If an organization is spending more than its per-member, per-month (PMPM) payments, benchmarking data can help identify where this disproportionate cost is occurring. Are average costs higher? Perhaps there is an out-of-network leakage concern where members are receiving services at a higher cost. Are utilization rates higher? The answer may lie in determining the root cause of why members are overutilizing the emergency department for preventable visits when a primary care physician or urgent care could have averted the unnecessary ED visit.
4. Be open to mixed or mediocre findings.
It’s hard for individual providers or organizations to learn they are not top performers. The initial instinct is to dispute or downplay these findings. But data-driven benchmarks and factual comparisons tend to extinguish arguments and counter claims. They then lead to a more productive discussion and planning to turn less-than-stellar areas into improvement opportunities.
5. Take into account the broader context and changing conditions.
Setting a goal of saving 5% a year may have made sense before COVID-19 hit. But the pandemic made it impossible for payers and providers to achieve that year-over-year improvement. Similarly, 2021 is not a good year to set as a baseline.
Rather, organizations should adjust their benchmarking and goals as situations change. A more realistic target might be performing in the top quartile of all comparable providers or payers.
6. Don’t make it the be-all and end-all.
Not everything can be explained by benchmarking alone. A provider may appear to perform poorly compared to peers. But a conversation could uncover that a few patients are throwing off all of the metrics.
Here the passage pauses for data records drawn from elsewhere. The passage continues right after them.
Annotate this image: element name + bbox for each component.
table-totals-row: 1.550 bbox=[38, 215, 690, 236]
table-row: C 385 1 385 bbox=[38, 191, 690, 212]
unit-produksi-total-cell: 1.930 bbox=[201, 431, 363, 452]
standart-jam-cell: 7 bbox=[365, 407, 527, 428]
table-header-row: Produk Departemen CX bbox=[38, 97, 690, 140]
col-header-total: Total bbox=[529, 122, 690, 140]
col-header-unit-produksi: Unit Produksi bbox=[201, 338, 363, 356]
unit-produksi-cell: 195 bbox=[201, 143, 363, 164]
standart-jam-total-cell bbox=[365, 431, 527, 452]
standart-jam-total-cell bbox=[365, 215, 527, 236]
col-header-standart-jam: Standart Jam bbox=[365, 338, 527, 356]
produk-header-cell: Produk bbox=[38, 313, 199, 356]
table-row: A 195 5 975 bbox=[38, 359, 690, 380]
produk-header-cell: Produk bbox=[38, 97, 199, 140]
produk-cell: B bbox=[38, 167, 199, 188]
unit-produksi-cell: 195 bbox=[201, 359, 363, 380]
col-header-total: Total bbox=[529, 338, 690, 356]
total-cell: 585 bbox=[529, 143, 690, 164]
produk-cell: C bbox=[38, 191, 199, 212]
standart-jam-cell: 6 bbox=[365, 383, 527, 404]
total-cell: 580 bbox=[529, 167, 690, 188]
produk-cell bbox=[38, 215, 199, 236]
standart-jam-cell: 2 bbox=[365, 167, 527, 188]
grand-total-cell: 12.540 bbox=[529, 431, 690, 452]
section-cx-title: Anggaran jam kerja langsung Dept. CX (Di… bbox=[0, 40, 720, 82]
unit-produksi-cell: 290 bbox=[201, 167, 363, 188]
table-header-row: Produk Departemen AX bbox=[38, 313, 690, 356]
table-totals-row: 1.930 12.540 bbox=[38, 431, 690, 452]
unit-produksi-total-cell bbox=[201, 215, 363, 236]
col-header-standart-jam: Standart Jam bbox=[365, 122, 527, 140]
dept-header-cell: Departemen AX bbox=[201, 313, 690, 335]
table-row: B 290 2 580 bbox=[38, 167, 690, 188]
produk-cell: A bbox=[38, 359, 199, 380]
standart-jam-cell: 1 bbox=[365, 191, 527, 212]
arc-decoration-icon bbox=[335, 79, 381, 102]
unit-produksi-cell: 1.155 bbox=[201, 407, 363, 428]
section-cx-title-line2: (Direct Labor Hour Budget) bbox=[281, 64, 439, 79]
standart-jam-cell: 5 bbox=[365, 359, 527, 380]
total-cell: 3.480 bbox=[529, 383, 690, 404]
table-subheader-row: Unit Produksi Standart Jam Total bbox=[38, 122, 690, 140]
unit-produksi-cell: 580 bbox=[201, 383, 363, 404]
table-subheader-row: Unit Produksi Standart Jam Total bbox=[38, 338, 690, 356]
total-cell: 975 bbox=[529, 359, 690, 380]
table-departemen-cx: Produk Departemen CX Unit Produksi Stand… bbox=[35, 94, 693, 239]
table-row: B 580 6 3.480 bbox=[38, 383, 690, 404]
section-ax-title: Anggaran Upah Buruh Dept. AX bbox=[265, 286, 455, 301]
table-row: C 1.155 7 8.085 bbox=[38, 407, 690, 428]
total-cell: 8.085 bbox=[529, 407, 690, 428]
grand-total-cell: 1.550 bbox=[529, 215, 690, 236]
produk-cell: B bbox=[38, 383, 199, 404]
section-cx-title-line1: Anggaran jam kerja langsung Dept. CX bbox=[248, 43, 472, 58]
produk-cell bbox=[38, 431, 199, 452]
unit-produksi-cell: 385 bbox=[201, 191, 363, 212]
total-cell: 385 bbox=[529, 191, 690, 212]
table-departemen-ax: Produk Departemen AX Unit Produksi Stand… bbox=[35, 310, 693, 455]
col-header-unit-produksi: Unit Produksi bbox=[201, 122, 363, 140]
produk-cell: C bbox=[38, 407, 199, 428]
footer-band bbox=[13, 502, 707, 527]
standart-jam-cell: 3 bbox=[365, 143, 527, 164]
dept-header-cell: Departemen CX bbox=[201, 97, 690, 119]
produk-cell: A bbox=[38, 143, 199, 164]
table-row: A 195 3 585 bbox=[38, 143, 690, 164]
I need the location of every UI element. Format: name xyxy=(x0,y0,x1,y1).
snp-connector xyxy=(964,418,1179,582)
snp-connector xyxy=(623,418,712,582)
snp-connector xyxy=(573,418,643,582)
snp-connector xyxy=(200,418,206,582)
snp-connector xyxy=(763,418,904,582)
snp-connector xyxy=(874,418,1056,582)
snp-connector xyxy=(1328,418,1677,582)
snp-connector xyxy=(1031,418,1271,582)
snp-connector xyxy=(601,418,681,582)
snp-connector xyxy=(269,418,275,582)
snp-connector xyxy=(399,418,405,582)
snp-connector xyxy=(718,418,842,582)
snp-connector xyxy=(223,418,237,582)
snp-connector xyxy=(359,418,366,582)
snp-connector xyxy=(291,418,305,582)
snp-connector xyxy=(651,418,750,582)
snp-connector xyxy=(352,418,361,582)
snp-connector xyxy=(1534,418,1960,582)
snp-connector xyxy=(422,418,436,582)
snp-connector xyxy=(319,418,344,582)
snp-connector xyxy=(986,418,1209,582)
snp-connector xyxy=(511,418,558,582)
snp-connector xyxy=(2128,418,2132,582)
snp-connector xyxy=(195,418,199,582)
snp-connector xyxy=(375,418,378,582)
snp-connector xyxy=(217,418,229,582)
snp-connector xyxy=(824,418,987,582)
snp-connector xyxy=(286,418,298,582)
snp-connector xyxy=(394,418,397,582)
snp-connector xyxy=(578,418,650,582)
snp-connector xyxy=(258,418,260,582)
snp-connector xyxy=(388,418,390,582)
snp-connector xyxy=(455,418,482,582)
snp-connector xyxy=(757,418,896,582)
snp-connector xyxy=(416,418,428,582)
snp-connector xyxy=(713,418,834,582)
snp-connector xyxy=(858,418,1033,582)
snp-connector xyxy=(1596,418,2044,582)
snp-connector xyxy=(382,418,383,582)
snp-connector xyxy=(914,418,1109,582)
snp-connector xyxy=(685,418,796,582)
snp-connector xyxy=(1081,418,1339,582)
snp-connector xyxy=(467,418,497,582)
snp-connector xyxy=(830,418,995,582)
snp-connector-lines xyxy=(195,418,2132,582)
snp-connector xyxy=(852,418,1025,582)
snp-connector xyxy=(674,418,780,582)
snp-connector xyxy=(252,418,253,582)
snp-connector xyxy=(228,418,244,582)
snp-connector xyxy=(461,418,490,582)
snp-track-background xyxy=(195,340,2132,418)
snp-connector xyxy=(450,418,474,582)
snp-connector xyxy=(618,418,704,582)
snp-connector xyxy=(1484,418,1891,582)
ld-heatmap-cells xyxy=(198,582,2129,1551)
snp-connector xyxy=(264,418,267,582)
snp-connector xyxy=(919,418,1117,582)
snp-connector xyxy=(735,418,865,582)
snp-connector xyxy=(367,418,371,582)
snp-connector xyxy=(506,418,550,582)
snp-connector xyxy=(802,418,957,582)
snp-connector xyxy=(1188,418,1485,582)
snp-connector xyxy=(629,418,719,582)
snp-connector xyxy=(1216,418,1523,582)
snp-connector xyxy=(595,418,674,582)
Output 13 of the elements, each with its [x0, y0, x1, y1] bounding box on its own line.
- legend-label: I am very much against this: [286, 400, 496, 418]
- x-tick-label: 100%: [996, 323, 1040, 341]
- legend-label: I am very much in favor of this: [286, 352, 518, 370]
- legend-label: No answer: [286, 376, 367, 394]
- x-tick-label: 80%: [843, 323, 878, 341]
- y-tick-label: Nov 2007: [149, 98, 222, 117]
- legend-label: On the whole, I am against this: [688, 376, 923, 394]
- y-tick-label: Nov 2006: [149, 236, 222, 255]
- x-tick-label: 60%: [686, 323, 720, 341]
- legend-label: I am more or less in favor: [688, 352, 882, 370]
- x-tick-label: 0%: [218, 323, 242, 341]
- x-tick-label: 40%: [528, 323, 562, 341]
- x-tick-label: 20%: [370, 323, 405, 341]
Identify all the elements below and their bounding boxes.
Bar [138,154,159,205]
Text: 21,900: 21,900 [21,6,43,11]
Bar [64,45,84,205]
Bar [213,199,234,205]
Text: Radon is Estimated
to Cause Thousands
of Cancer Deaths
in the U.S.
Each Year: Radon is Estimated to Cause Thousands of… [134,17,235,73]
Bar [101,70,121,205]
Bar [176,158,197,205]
For providers and health plans, benchmarking done right can serve as a critical tool and process for driving improvement, gauging progress and achieving strategic goals. The cornerstone is real data–the organization’s paired with national information and benchmarks. Equally important is the expertise to accurately analyze and compare timely performance metrics, then develop recommendations focused on priority problems, gaps and opportunities.
As health care organizations work to build capability and competency in new and better ways of doing health care, especially population health and total cost of care management, benchmarking supplies essential information and insight to develop and follow a roadmap to success.